FIG. 4 is an example of a flow for controlling the above method.
A combination of the range of the rotational speed of the cooling fan to reach and the power running time during which the switching element is operated to continue driving the load is stored in the control circuit unit as a map in advance.
Time measurement is started with the start of operation (S1), and the rotational speed (Xrpm) is detected (S3) after a predetermined time (t1) has elapsed (S2).
Next, the rotation speed range in the map described above and the detected rotation speed are compared and collated (S4), and a time during which operation can be performed (powering time td) is determined by arithmetic processing such as a microcomputer (S5).
While continuing to measure the time, the driving of the load is continued until the power running time td elapses, and the driving is stopped immediately after elapse of td (S6) (S7).
On the other hand, when the detected rotational speed is equal to or higher than the predetermined rotational speed (Xn), the reached rotational speed is sufficiently high and does not exceed the upper limit of the operating temperature of the switching element. ).
If this flowchart is repeatedly executed each time a plurality of predetermined times (t1, t2,..., Tn) have elapsed, more accurate control can be performed (S4).

  As described above, by estimating the temperature rise of the switching element by detecting the rotation speed of the cooling fan and controlling the power running time, the driving performance of the controller-integrated rotating electrical machine can be efficiently exhibited, It is possible to increase the operating time when starting an internal combustion engine or the like. Further, it is possible to drive and assist even at a low rotation.

Embodiment 2. FIG.
FIG. 5 is a temperature rise curve for explaining another embodiment 2 of the present invention, and the two curves in the figure show a case where the initial temperature of the entire rotating electrical machine is different.
The rotating electrical machine has various initial temperature states as the ambient temperature around the rotating electrical machine changes. Especially when it is installed in the engine room of a car, it may start when it is cold, such as when it is first driven, or when it is running continuously and the rotating electrical machine body is hot. The temperature is in a wide range. Therefore, as shown in FIG. 5, when the initial temperature is high (A), even if it exceeds the upper limit of the operating temperature of the switching element, the allowable temperature is sufficiently high when starting from a low temperature (B). The following operation is possible continuously.
Therefore, if the initial temperature of the rotating electrical machine is observed and the operating time, that is, the power running time td is set small when the initial temperature is high, the performance of the controller-integrated rotating electrical machine can be further extracted.

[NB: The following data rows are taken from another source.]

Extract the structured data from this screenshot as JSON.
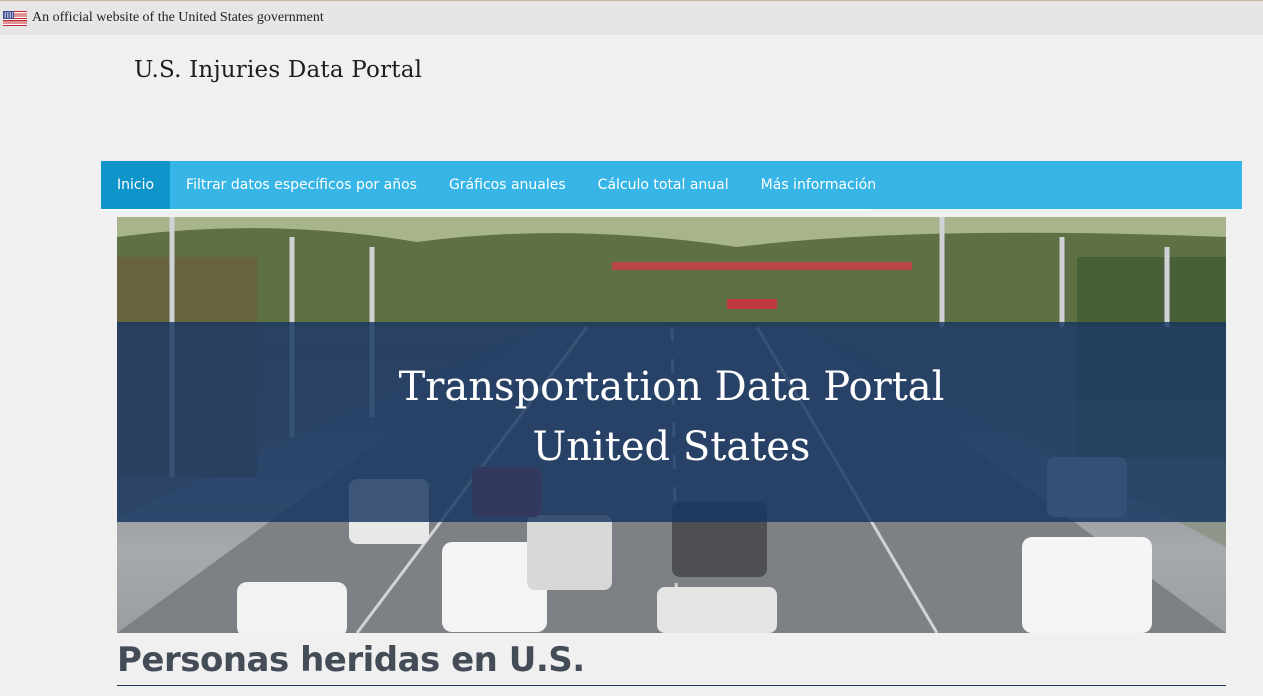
{
  "gov_banner": {
    "text": "An official website of the United States government",
    "icon": "us-flag-icon"
  },
  "site": {
    "title": "U.S. Injuries Data Portal"
  },
  "nav": {
    "items": [
      {
        "label": "Inicio",
        "active": true
      },
      {
        "label": "Filtrar datos específicos por años",
        "active": false
      },
      {
        "label": "Gráficos anuales",
        "active": false
      },
      {
        "label": "Cálculo total anual",
        "active": false
      },
      {
        "label": "Más información",
        "active": false
      }
    ],
    "color": "#37b5e6",
    "active_color": "#0f95c9"
  },
  "hero": {
    "line1": "Transportation Data Portal",
    "line2": "United States",
    "overlay_color": "#163460"
  },
  "main": {
    "heading": "Personas heridas en U.S."
  }
}
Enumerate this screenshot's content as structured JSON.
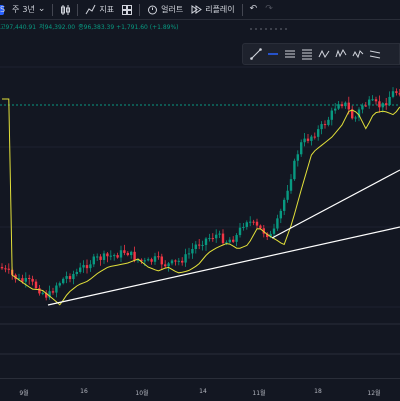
{
  "toolbar": {
    "symbol_initial": "S",
    "interval": "주",
    "range": "3년",
    "indicators_label": "지표",
    "alert_label": "얼러트",
    "replay_label": "리플레이"
  },
  "ohlc": {
    "high": "고97,440.91",
    "low": "저94,392.00",
    "close_change": "종96,383.39 +1,791.60 (+1.89%)"
  },
  "x_axis": {
    "ticks": [
      "9월",
      "16",
      "10월",
      "14",
      "11월",
      "18",
      "12월"
    ]
  },
  "colors": {
    "background": "#131722",
    "up": "#089981",
    "down": "#f23645",
    "moving_average": "#e2e03a",
    "trendline": "#ffffff",
    "price_line": "#089981"
  },
  "icons": {
    "dropdown": "chevron-down-icon",
    "candles": "candles-icon",
    "indicators": "indicators-icon",
    "alert": "alarm-icon",
    "replay": "replay-icon",
    "undo": "undo-icon",
    "redo": "redo-icon"
  }
}
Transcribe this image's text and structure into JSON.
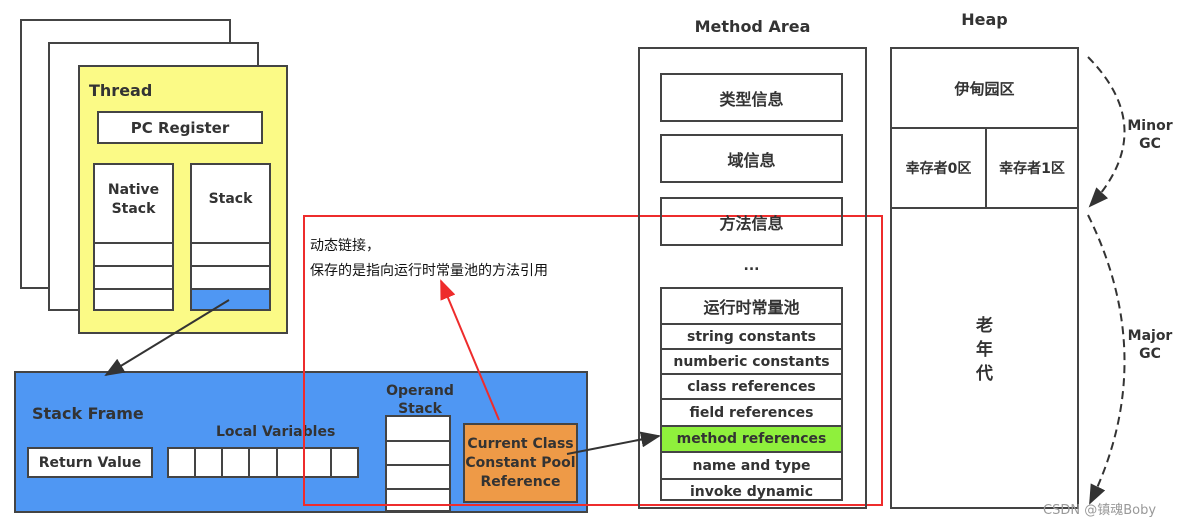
{
  "thread": {
    "title": "Thread",
    "pc_register": "PC Register",
    "native_stack": "Native\nStack",
    "stack": "Stack"
  },
  "stack_frame": {
    "title": "Stack Frame",
    "return_value": "Return Value",
    "local_variables": "Local Variables",
    "operand_stack": "Operand\nStack",
    "ccp_reference": "Current Class\nConstant Pool\nReference"
  },
  "annotation": {
    "line1": "动态链接，",
    "line2": "保存的是指向运行时常量池的方法引用"
  },
  "method_area": {
    "title": "Method Area",
    "items": [
      "类型信息",
      "域信息",
      "方法信息"
    ],
    "ellipsis": "...",
    "pool_title": "运行时常量池",
    "pool_rows": [
      "string constants",
      "numberic constants",
      "class references",
      "field references",
      "method references",
      "name and type",
      "invoke dynamic"
    ],
    "highlight_index": 4
  },
  "heap": {
    "title": "Heap",
    "eden": "伊甸园区",
    "survivor0": "幸存者0区",
    "survivor1": "幸存者1区",
    "old": "老\n年\n代",
    "minor_gc": "Minor\nGC",
    "major_gc": "Major\nGC"
  },
  "watermark": "CSDN @镇魂Boby",
  "colors": {
    "thread": "#fbfa86",
    "stack_frame": "#4f97f3",
    "ccp": "#ee9a47",
    "highlight": "#8ff03c",
    "red": "#ee2c2c"
  }
}
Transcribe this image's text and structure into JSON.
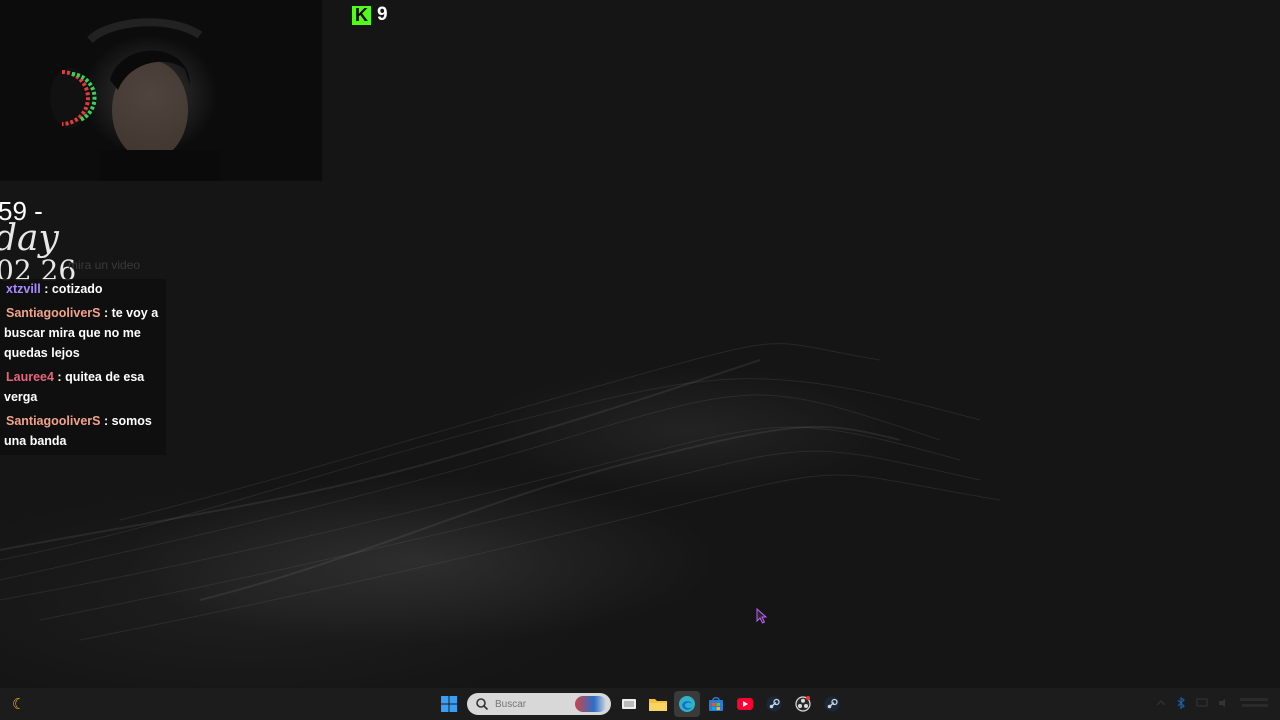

  Further, the stator current varies depending on the state of the rotating electrical machine and the state of the load connected to the rotating electrical machine. In other words, it can be driven with a small stator current when the load is light. In such a case, even if the number of rotations of the cooling fan is small and the cooling capacity is small, the temperature rise of the switching element is reduced. It is possible to further reduce the rotation speed region for driving.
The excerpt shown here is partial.